Natürlich könnten einige behaupten, dass Deerhoof sich damit in eine Schublade der Unangepassten steckt. Aber seien wir ehrlich, wo wäre die Welt ohne die Rebellen? Es braucht Revoluzzer, die uns zeigen, wie engstirnig wir mitunter durch unseren Höralltag gehen und sich weigern, in der schönen heilen Welt des Mainstreams einzukuscheln. Die Energie der Tracks wird nur noch durch die ironischen, teils sogar satirischen Texte übertroffen, die das Album zu einem Erlebnis auf einer weiteren Ebene machen.
Die Entscheidung von Deerhoof, sich gegen das Böse der langweiligen Mainstream-Masse zu stellen, ist zweischneidig. Während die Botschaft der Rebellion ganz klar im Mittelpunkt steht, bleibt die Frage offen, wie weit dieser Ansatz wirklich sinnvoll ist. Denn am Ende steht die Frage: Ist die Bändigung des Chaos ebenso wichtig wie seine Schaffung? Vielleicht ist dies ein Thema, das die musikalische Elite lange diskutieren wird, während die breite Masse der Hörerschaft das Werk als kultigen Klassiker abtun könnte.
Die Produktion von „Deerhoof gegen das Böse“ zeigt die Band auf dem Höhepunkt ihrer Klangkreativität. Sie liefern nicht nur musikalisch ab, sondern statten ihr Werk mit einer einzigartigen thematischen Erzählstruktur aus. Jeder Track ist wie eine weitere Seite eines Comics, der eine verzerrte Realität widerspiegelt – eine Realität, die allzu vielen weiterhin verborgen bleibt. Die Wahl, den experimentellen Pfad weiterzugehen, ist nicht zuletzt eine mutige Entscheidung in einer Welt, die Vielfalt oft fürchtet.

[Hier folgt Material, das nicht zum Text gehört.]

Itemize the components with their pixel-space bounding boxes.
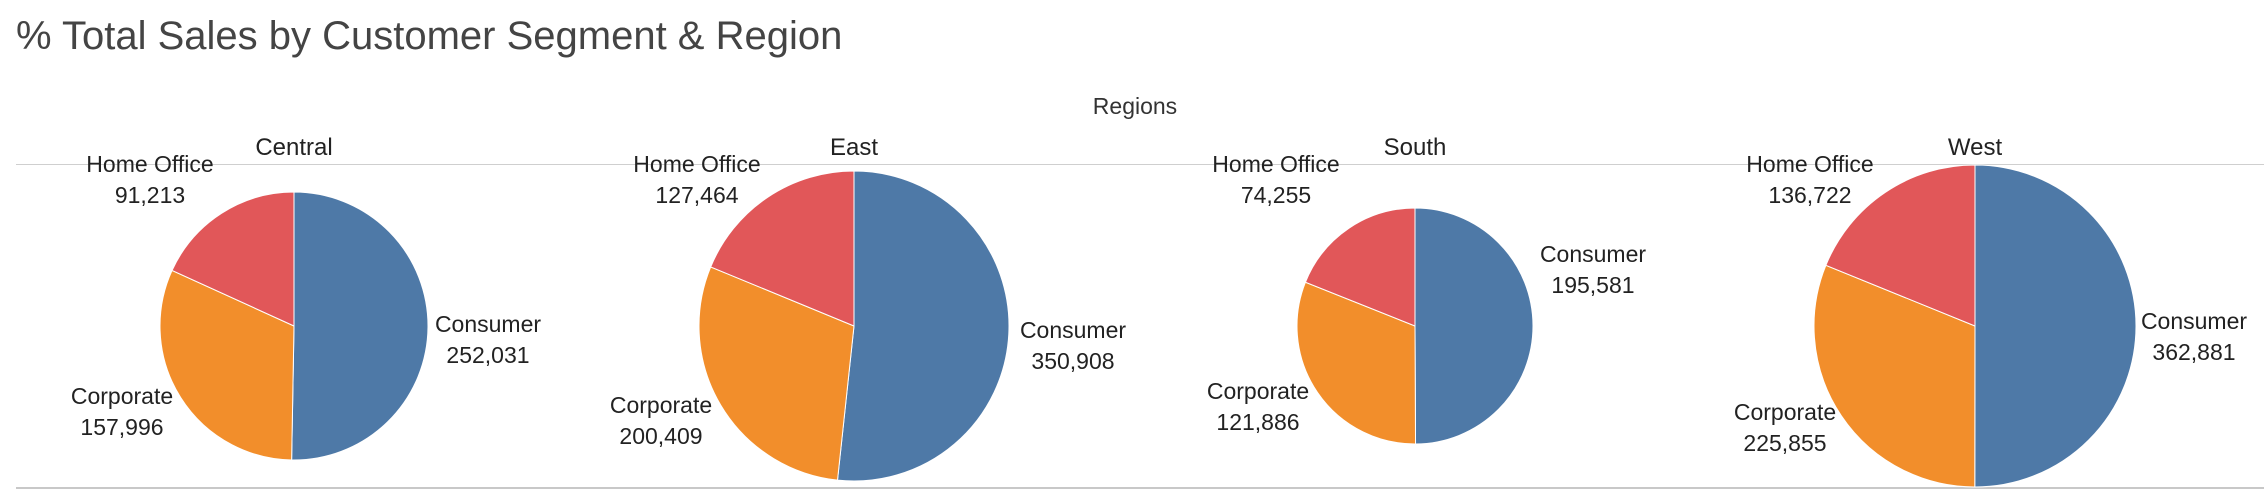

Am Ende bleibt „Deerhoof gegen das Böse“ ein Manifest gegen die allgegenwärtige Omnipräsenz des Durchschnitts, das vielleicht nicht allen gefallen soll – und das ist gut so. Denn ohne Herausforderungen gibt es keinen Fortschritt, und ohne Reibung entsteht kein echter Funken. In einer Zeit, in der es viel zu einfach ist, sich in der Welt eines Liberalen in eine Echokammer zurückzuziehen, erscheint „Deerhoof gegen das Böse“ wie ein willkommenes Signal. Ein Aufruf zu mehr Mut zur Individualität.